Estudo revela que investidores informados lucram com negociações climáticas globais

Investigadores australianos concluíram que as empresas de combustíveis fósseis registam picos significativos de negociação informada durante as conferências da ONU sobre alterações climáticas, com ganhos estimados que podem atingir os 25 mil milhões de dólares no conjunto das empresas e reuniões analisadas.

Redação

Investigadores australianos concluíram que as empresas de combustíveis fósseis registam picos significativos de negociação informada durante as conferências da ONU sobre alterações climáticas, com ganhos estimados que podem atingir os 25 mil milhões de dólares no conjunto das empresas e reuniões analisadas.

A investigação, divulgada pela Universidade de Tecnologia de Sydney (UTS), mostra que, enquanto a comunidade internacional procura estabelecer quadros para limitar os impactos das alterações climáticas, alguns intervenientes do mercado financeiro aproveitam as reações associadas às cimeiras anuais da Conferência das Partes (COP) para obter lucros elevados.

O estudo, recentemente publicado na revista Energy Economics, analisou a atividade de chamados “traders informados”, ou seja, investidores que atuam com base em informação não pública, permitindo-lhes negociar antes de o mercado reagir.

“Verificámos que as empresas de combustíveis fósseis apresentam aumentos significativos de negociação informada durante as reuniões da COP, com ganhos estimados até 25 mil milhões de dólares no conjunto das empresas e das cimeiras incluídas no estudo”, afirma a professora Martina Linnenluecke, coautora do trabalho e diretora do Centro para o Risco Climático e Resiliência da UTS Business School.

A equipa de investigação integrou ainda Caroline Chen, da Universidade RMIT, Mona Mashhadi Rajabi, do Centro para o Risco Climático e Resiliência da UTS, Tom Smith, da Macquarie Business School, e Xin Ling, da Business School da Universidade de Queensland.

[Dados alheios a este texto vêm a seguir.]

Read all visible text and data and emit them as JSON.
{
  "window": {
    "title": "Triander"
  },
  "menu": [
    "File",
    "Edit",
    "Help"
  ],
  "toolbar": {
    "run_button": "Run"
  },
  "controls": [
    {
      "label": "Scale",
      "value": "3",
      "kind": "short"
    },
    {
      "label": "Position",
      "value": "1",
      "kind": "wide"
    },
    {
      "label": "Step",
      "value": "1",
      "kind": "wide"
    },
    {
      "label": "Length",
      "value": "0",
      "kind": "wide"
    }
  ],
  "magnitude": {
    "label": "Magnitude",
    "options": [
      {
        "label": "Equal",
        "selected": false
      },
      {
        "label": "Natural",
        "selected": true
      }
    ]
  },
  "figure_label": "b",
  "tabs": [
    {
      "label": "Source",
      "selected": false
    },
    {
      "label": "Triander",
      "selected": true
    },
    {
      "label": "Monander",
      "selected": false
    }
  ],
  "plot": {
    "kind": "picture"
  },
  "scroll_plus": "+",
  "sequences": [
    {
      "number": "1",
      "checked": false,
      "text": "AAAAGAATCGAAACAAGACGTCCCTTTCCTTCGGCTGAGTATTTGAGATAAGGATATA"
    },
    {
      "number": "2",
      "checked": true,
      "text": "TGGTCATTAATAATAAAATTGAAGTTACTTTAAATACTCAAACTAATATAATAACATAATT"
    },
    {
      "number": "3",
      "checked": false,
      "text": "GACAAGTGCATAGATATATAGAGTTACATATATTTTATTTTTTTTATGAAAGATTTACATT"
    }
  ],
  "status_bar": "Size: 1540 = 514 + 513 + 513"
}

Segundo Martina Linnenluecke, as negociações climáticas da COP são processos globais de grande dimensão, com impacto potencial direto no valor das empresas do setor fóssil. “Estas reuniões envolvem milhares de delegados, representantes da indústria e observadores”, sublinha.

“Quisemos perceber se pessoas com indicações antecipadas sobre o rumo das negociações estariam a negociar com base nesse conhecimento antes de qualquer anúncio público.”

Para o efeito, os investigadores desenvolveram uma nova metodologia destinada a analisar o comportamento dos mercados em torno das reuniões da COP, estimando a probabilidade de negociação informada a partir de dados relativos a uma amostra de 87 empresas de combustíveis fósseis cotadas nos Estados Unidos, entre 2006 e 2023.

Os resultados indicam que os sinais mais claros surgem imediatamente antes do início formal das cimeiras, frequentemente à sexta-feira e à segunda-feira, quando os delegados chegam e decorrem eventos preparatórios.

“Nesses períodos, as ações das empresas de combustíveis fósseis comportaram-se como se alguns investidores já tivessem uma perceção antecipada da direção que a política climática iria tomar”, explica a investigadora.

“Quando as negociações apontavam para acordos climáticos mais ambiciosos, as ações tendiam a descer e vender cedo poderia ser lucrativo. Pelo contrário, se o processo negocial parecia fraco, comprar antecipadamente compensava”, adianta.

De acordo com as estimativas do estudo, os investidores informados poderão ter obtido até 25 mil milhões de dólares em lucros ao longo das reuniões da COP analisadas, sendo o valor mais elevado registado em torno da COP20, com ganhos superiores a 12 mil milhões de dólares.

Apesar das preocupações levantadas, este tipo de atividade não é ilegal. “Não existem regras específicas que regulem este tipo de negociação”, salienta Martina Linnenluecke.

“A questão torna-se problemática quando as decisões da COP influenciam o ritmo e a direção da transição energética global. Qualquer assimetria de informação nestas negociações tem implicações na equidade dos mercados, na proteção dos investidores e na credibilidade da política climática”, conclui.

Os autores defendem, por isso, o reforço das regras de divulgação de informação, bem como protocolos de comunicação mais claros e salvaguardas que impeçam que o acesso privilegiado a dados das negociações se transforme numa fonte de ganhos privados.